Во дворе стоял навес с помостом. На нем сидели Иосиф и Дерек Уолкотт, словно обозревая своих подданных. Иосиф встретил меня тепло. Я преподнесла ему особый подарок – его декоративный подсвечник из Ленинграда, тот, что был описан в его стихотворении и оставлен нам на память. Сказала, что подсвечник должен вернуться к нему в эту торжественную годовщину.

Я была знакома со многими на этом вечере, но свободно себя не чувствовала. Русские с американцами общались мало. Я обрадовалась, что можно поговорить со Сьюзен Сонтаг – как раз когда я вошла, она закуривала сигарету. Считалось, что она не курит, и ей захотелось объясниться:

– Решила превратить свою единственную сигарету в порок.

Мы немного поговорили о Карле. Когда ему поставили диагноз, Сьюзен была одной из сотни людей, к которым я обратилась за советом и в поисках связей, и она проявила необыкновенную отзывчивость. Но сегодня не это у нас было главной темой. В день рождения Иосифа мы думали о наших сложных с ним отношениях.

Сьюзен и ее сын Дэвид Рифф, теперь редактор Иосифа, стали для него еще одной семьей в Нью-Йорке. Потом Дэвид Рифф написал отрицательную рецензию на “Закрытие американского сознания” Блума, и Иосиф порвал с ним отношения. Поскольку Иосиф разделял многие, если не все, убеждения – и предубеждения – Блума (литературный канон – вот что имеет значение), вполне понятно, что он не мог согласиться со словами Риффа, что Блум “мстителен и реакционен”. Менее понятно для американца то, что Иосиф мог разорвать дружбу из-за рецензии на книгу. Это опять-таки было одним из его заскоков: он защищал культуру от обывателей или, как он любил их называть, – плебса.

Эта черта Бродского приводила Сьюзен в недоумение. На самом деле это был советский спор, перенесенный на американскую почву. В России ставки были очень высоки, поскольку целую культуру разрушили сначала большевики, а потом Сталин. Поэтому Иосиф увидел в рецензии не просто оценку книги Блума, а первый залп в, возможно, долгом и медленном разрушении американской культуры. Он не верил в свободную конкуренцию идей: он на себе почувствовал результаты крутой политической перемены, которая привела к потере свободы.
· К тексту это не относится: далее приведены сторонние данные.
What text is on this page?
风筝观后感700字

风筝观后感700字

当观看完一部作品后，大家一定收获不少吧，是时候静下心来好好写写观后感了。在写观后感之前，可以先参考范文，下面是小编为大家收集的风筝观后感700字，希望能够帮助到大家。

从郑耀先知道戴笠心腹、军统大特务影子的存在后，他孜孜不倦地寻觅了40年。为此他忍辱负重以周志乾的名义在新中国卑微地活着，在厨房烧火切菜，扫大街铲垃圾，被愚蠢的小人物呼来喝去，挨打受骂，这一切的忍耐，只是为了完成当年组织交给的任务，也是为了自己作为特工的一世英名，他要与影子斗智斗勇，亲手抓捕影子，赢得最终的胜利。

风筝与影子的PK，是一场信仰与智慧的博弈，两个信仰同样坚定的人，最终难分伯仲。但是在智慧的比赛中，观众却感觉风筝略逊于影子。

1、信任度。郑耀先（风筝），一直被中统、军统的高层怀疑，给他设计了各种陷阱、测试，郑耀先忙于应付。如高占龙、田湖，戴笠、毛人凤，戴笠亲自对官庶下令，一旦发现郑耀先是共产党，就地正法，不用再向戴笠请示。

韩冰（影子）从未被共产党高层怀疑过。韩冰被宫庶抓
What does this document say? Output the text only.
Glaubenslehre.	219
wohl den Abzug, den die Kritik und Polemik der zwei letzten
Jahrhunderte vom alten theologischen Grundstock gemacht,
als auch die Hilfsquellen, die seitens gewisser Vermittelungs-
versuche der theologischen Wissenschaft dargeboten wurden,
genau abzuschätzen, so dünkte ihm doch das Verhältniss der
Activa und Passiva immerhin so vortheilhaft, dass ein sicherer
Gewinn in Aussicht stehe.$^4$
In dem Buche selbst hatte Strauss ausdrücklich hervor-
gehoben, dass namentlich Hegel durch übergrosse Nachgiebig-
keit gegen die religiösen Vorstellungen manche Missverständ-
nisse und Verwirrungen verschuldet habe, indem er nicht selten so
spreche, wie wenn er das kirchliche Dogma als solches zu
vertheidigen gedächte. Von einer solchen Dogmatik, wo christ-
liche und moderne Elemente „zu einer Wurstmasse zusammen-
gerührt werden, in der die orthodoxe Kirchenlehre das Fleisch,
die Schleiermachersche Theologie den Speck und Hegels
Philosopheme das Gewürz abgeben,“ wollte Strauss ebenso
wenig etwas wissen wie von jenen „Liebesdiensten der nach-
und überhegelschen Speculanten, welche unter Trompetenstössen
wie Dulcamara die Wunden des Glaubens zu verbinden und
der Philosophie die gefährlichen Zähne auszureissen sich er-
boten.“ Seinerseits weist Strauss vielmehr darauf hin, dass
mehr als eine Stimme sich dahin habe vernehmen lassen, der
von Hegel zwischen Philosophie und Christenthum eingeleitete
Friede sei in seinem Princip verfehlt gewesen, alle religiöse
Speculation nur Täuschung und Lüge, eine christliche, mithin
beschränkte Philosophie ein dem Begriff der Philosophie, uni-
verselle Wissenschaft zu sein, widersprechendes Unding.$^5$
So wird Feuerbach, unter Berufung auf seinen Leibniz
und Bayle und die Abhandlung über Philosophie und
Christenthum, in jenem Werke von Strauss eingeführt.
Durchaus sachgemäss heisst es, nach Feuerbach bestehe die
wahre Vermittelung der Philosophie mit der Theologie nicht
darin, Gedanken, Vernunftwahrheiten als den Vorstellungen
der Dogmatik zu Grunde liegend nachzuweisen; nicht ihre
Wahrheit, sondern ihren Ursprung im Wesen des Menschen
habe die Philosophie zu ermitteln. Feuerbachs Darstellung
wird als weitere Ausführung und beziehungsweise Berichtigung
Пока мы наблюдали за процессией знаменитых русских и американцев, поздравлявших Иосифа, я сказала Сьюзен, что он может легко сойти с рельсов: например, он угрожал подать на меня в суд, если я опубликую воспоминания Карла о нем. Она очень удивилась – видимо, полагала, что на меня его гнев не может распространяться. Ей захотелось узнать, что произошло, и я рассказала вкратце.

В 1984 году, в последний год жизни Карла, когда его подвергли радикальной химиотерапии в Национальном институте здоровья (лекарство вводили ему через отверстие прямо в брюшную полость, вызвав перитонит), он собирал свои воспоминания. Последний раздел, над которым он работал перед смертью, был об Иосифе. Он сверялся с нашими заметками и дневниками и брал из них все, что мог, но не успел продвинуться дальше первого неполного черновика. Карл взял с меня обещание опубликовать его мемуары, хотя они были в значительной мере незаконченными.

В начале 1987 года, когда пришло время превратить мемуары в книгу “Вдовы России”, я прочла раздел об Иосифе и пришла к выводу, что не могу его опубликовать, не показав сначала ему самому. Он прочел и пришел в ужас, несмотря на то что в мемуарах отразилась наша любовь к нему и восхищение. Там ошибки, сказал он, – и не сомневаюсь, что они были: Карл только приступил к проверке того, чему мы сами не были свидетелями. Я понимаю, тут много лестного, сказал Иосиф, но нет, это нельзя публиковать… Его огорчила объективность Карла: друг не должен так писать. Иосиф воображал, будто может контролировать то, что о нем пишется.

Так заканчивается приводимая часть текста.